Time Magazine has named Harvard Law School Professor Elizabeth Warren as one of 100 Most Influential People in 2009. Warren is listed in the Leaders & Revolutionaries category of the annual TIME publication naming the people who most affect our world.
Warren was recognized for her bankruptcy law work and her chairmanship of the Congressional Oversight Panel charged with overseeing the Treasury Department’s Troubled Asset Relief Program.

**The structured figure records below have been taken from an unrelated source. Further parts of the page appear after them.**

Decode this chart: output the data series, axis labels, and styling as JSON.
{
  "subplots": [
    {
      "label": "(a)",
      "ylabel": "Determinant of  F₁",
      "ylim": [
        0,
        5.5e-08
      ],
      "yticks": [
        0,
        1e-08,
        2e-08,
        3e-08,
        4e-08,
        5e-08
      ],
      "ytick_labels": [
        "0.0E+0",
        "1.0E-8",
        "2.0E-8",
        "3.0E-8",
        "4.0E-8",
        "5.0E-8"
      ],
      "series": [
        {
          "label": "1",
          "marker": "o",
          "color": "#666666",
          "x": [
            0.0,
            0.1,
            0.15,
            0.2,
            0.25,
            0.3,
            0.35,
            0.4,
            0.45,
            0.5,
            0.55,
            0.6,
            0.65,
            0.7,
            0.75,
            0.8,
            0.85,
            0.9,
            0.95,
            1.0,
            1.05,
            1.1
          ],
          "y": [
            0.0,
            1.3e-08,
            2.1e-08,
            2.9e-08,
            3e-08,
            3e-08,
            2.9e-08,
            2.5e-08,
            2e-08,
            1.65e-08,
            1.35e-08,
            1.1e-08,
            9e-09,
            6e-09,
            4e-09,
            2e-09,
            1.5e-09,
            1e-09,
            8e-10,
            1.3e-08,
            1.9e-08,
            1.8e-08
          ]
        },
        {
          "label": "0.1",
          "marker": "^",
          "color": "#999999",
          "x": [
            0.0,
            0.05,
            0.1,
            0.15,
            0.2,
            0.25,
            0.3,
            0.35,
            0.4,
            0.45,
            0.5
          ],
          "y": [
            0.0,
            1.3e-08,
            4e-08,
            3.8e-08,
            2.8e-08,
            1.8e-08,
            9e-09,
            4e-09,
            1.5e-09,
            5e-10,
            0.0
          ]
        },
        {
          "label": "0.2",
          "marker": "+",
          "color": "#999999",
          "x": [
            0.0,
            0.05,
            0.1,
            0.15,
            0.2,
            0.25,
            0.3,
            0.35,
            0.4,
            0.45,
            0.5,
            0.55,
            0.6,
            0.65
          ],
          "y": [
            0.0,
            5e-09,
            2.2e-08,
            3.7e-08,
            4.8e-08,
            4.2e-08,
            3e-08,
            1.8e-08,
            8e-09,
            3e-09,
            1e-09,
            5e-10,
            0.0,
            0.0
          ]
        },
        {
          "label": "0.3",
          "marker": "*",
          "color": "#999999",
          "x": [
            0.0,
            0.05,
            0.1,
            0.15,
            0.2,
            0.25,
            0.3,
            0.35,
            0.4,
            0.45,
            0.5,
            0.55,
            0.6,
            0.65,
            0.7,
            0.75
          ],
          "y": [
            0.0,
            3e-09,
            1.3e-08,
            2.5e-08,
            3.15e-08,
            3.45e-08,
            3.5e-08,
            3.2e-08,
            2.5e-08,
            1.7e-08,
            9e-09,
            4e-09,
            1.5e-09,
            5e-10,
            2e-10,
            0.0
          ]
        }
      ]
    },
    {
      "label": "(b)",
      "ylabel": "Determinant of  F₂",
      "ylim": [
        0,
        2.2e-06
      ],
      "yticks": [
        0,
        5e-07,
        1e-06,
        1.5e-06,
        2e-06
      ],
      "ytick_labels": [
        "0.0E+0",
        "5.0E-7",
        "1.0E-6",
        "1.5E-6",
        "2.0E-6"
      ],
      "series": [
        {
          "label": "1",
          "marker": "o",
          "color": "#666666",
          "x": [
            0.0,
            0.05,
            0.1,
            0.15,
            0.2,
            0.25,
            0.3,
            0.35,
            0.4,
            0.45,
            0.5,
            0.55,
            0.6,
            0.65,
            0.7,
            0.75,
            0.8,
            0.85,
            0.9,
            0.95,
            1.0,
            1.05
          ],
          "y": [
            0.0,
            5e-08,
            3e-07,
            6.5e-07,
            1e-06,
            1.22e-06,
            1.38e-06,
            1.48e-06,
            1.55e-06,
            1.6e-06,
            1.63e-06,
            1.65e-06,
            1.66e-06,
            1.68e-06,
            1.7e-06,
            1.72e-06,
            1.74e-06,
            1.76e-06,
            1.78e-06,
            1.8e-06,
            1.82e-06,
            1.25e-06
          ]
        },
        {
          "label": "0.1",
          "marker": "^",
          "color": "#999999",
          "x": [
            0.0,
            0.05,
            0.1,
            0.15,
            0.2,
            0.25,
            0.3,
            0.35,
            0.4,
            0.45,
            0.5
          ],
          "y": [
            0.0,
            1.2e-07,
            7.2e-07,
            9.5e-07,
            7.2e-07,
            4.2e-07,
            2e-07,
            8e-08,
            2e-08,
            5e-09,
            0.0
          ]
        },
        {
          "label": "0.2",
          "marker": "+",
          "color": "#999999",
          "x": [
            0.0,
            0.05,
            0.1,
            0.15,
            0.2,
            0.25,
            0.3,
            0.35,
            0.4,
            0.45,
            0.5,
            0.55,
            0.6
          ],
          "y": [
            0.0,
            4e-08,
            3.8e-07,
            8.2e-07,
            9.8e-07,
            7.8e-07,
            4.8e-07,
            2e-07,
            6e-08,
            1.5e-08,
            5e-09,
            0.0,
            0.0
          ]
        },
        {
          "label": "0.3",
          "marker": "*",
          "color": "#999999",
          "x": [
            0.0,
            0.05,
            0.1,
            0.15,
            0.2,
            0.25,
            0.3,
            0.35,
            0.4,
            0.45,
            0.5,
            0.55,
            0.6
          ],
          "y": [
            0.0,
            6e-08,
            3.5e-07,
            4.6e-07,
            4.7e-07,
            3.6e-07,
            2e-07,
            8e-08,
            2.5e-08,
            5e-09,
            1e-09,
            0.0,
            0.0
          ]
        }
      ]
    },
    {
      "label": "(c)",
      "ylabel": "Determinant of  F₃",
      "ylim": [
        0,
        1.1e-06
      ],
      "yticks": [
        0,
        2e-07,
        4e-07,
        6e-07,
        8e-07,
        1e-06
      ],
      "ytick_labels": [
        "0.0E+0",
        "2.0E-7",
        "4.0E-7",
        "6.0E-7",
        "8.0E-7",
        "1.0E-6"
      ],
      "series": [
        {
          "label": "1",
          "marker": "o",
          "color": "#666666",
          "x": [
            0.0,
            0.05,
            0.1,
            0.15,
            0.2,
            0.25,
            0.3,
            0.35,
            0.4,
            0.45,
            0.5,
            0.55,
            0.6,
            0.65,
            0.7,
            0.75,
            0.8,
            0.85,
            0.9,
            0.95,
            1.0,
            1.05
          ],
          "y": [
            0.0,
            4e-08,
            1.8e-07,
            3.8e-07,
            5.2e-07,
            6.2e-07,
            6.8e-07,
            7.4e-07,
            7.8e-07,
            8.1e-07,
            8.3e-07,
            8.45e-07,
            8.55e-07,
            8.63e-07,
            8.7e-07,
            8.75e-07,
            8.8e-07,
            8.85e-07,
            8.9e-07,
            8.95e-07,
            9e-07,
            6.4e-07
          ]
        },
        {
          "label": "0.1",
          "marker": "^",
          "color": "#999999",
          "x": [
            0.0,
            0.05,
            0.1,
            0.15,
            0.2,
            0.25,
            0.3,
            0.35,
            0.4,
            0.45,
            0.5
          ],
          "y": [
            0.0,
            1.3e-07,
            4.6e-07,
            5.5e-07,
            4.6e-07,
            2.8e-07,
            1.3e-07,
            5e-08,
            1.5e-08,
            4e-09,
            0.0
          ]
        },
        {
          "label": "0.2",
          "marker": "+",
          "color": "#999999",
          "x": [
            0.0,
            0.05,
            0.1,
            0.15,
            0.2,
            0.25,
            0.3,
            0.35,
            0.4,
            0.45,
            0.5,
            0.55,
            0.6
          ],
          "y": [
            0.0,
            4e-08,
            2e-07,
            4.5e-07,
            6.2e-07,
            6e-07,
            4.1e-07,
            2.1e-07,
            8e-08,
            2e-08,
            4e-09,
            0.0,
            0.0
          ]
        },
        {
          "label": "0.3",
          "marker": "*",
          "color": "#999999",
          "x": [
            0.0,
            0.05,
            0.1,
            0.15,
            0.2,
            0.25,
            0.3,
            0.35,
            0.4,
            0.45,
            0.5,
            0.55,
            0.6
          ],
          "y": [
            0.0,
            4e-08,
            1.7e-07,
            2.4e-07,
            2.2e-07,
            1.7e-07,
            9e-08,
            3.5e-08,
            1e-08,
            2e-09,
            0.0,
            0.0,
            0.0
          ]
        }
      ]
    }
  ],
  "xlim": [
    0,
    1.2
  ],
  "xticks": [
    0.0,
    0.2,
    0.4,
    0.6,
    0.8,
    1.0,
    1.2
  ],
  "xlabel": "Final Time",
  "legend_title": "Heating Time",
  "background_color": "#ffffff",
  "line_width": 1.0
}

The article states: “In recent months you may have seen Warren, 59, everywhere from The Daily Show to Dr. Phil, discussing in her inimitably unpretentious style her new job as chair of the TARP Congressional Oversight Committee…but long before toxic assets and credit-default swaps became household words, Warren was poking at the dark underbelly of the U.S. financial-services industry: predatory lending practices of banks and credit-card companies, home loans that borrowers had no hope of paying off and the endless efforts of financial-services companies to use their political clout to push the risks of reckless lending off lenders and onto borrowers.”
In March, Warren was on hand as U.S. senators introduced legislation to create a new government agency, the Financial Product Safety Commission, to help regulate financial products and services and to protect consumers from predatory or deceptive financial practices. Warren conceived the idea of the commission several years ago and modeled it after the Consumer Product Safety Commission.